Barbara Altmann, head of the Department of Romance Languages, said the loss of Sepulveda is a result of "chronic underfunding." As of 2005, only 10 percent of University faculty, officers of administration and classified employees were classified as minorities, according to the University. Many people on campus feel that the University should prioritize hiring ethnically diverse employees.

Last year the faculty diversity issue came to the forefront when former history professor Martin Summers left the University to accept a higher-paying faculty position at the University of Texas. Students responded by protesting outside Johnson Hall and submitting a petition calling on the University to make the greatest possible effort to retain Summers.

Vice Provost of Institutional Equity and Diversity Charles Martinez was unavailable for comment on the situation.

As in Sepulveda's case, the University said "limited financial resources" accounted for obstacles in retaining faculty.

But some students do not consider low state financial support a legitimate reason not to renew the contract of a diverse faculty member.

Josué Peña-Juarez, a junior majoring in ethnic studies and history, works on recruitment and retention in the Multicultural Center. He said the University's lack of commitment to create a caring, inviting environment to retain ethnically diverse faculty has resulted in a distrust of administrators by students. He suggested that administrators should foster a dialogue about diversity rather than just saying the campus is welcoming and open to diversity.

"The U of O is very good at putting on a face of diversity and multiculturalism, but it's not very apt to take that on and take accountability," Peña-Juárez said. "It's always very superficial."

Sepulveda was slightly more forgiving, but also observes misgivings in the University.

"(The University) tries, but sometimes I notice there are priorities, like building a football stadium," he said. "Humanities in general are not very well-treated. There's no balance at all."

The campaign's co-creators plan to generate a petition, collect personal testimonies and, most important, encourage student involvement in budgetary issues and administrative decisions. The testimony collection, which will be placed in a permanent file of Sepulveda's, is intended to speak for the instructor's talent should another university consider him as a potential hire.

Those who have had him as an instructor are quick to tout his skills.

University senior Lorraine Dowty said Sepulveda encourages students to think about concepts in deeper ways, provoking compelling discussion and personal exploration. They met at a Tsunami Books poetry reading where Sepulveda not only read, but inspired Dowty to register for his class. Sepulveda also came highly-recommended from two of Dowty's graduated classmates.

Although Mendoza and Stull initiated the campaign in hopes of convincing the University to renew Sepulveda's contract, Mendoza said they have come to grips with the harsh reality that low budgets complicate retaining faculty.

Bill Rankin is a 75-year-old University graduate who sometimes sits in on Sepulveda's classes. He's covering the bases he missed in college.

"I'm here because I was never taught to understand outside my own culture," he said. "This is a serious problem. If we're going to have an important role in the world we have to know what the world is."

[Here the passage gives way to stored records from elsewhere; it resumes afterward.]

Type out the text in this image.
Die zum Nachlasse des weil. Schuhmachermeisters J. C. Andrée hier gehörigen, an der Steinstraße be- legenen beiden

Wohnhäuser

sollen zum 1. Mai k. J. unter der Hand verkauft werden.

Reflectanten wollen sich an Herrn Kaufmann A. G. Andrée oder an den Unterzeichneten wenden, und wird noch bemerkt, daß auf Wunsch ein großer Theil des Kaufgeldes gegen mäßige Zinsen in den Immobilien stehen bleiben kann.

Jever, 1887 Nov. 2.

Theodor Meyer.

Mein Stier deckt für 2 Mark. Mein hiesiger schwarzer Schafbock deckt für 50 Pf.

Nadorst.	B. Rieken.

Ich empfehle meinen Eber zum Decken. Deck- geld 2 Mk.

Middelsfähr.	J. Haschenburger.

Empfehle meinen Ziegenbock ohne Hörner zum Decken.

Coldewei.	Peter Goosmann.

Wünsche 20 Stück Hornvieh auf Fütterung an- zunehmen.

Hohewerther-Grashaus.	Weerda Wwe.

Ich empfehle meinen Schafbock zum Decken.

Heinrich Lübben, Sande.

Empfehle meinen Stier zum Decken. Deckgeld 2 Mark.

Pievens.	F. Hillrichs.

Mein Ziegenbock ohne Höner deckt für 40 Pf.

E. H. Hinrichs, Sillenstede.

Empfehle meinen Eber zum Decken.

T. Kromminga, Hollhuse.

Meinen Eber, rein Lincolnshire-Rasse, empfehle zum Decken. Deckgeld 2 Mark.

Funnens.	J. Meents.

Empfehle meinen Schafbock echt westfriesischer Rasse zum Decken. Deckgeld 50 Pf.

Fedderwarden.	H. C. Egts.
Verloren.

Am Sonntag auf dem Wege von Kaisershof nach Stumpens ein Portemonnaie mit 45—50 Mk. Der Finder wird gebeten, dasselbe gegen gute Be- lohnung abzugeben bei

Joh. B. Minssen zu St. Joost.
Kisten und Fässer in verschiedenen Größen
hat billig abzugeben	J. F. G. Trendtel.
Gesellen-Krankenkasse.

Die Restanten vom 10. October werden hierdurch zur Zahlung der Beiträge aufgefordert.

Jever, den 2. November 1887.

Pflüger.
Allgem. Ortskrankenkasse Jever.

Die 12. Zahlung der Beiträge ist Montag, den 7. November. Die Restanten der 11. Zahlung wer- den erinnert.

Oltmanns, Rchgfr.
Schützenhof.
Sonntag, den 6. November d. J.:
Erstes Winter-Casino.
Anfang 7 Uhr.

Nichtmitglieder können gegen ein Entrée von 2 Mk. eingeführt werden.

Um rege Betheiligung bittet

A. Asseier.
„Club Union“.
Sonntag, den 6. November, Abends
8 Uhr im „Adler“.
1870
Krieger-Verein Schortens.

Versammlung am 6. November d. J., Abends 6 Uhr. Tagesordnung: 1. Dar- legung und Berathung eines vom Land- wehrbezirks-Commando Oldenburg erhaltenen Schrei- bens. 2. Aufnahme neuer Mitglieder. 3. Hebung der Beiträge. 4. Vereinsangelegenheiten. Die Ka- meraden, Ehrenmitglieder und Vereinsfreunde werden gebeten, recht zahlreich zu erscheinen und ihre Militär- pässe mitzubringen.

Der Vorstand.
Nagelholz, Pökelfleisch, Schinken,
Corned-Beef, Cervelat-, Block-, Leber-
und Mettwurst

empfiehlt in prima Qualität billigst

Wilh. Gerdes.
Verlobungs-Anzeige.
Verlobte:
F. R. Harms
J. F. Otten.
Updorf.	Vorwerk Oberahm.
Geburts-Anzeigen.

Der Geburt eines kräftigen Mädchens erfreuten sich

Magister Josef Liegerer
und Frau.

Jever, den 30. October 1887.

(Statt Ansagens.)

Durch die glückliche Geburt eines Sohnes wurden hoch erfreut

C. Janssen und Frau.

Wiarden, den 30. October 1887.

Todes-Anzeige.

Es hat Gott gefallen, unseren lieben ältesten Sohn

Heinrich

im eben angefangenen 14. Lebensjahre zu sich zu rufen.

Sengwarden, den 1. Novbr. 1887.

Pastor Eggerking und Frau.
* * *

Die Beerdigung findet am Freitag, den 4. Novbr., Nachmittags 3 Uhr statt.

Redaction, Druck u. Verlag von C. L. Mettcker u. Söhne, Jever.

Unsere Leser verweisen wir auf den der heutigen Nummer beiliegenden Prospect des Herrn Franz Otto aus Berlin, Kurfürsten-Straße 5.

Both Rankin and Mendoza, independently of one another, said Sepulveda is an instructor with the ability to open students' eyes to the world.

Nevertheless, that rare talent may not be enough for the University to renew the contract.

Despite Altmann's dismissal of race as a factor in either hiring or firing, Peña-Juárez finds the redundant situation "suspicious and convenient."

"It's hard to believe that it's entirely the budget when the first ones to be cut are professors of color," he said.

Peña-Juárez stressed the importance of forging a relationship between a student and an instructor, and said that's difficult to do when instructors can't stick around long enough to get to know their students. He said the ethnic studies professors he had as a freshman are no longer teaching at the University.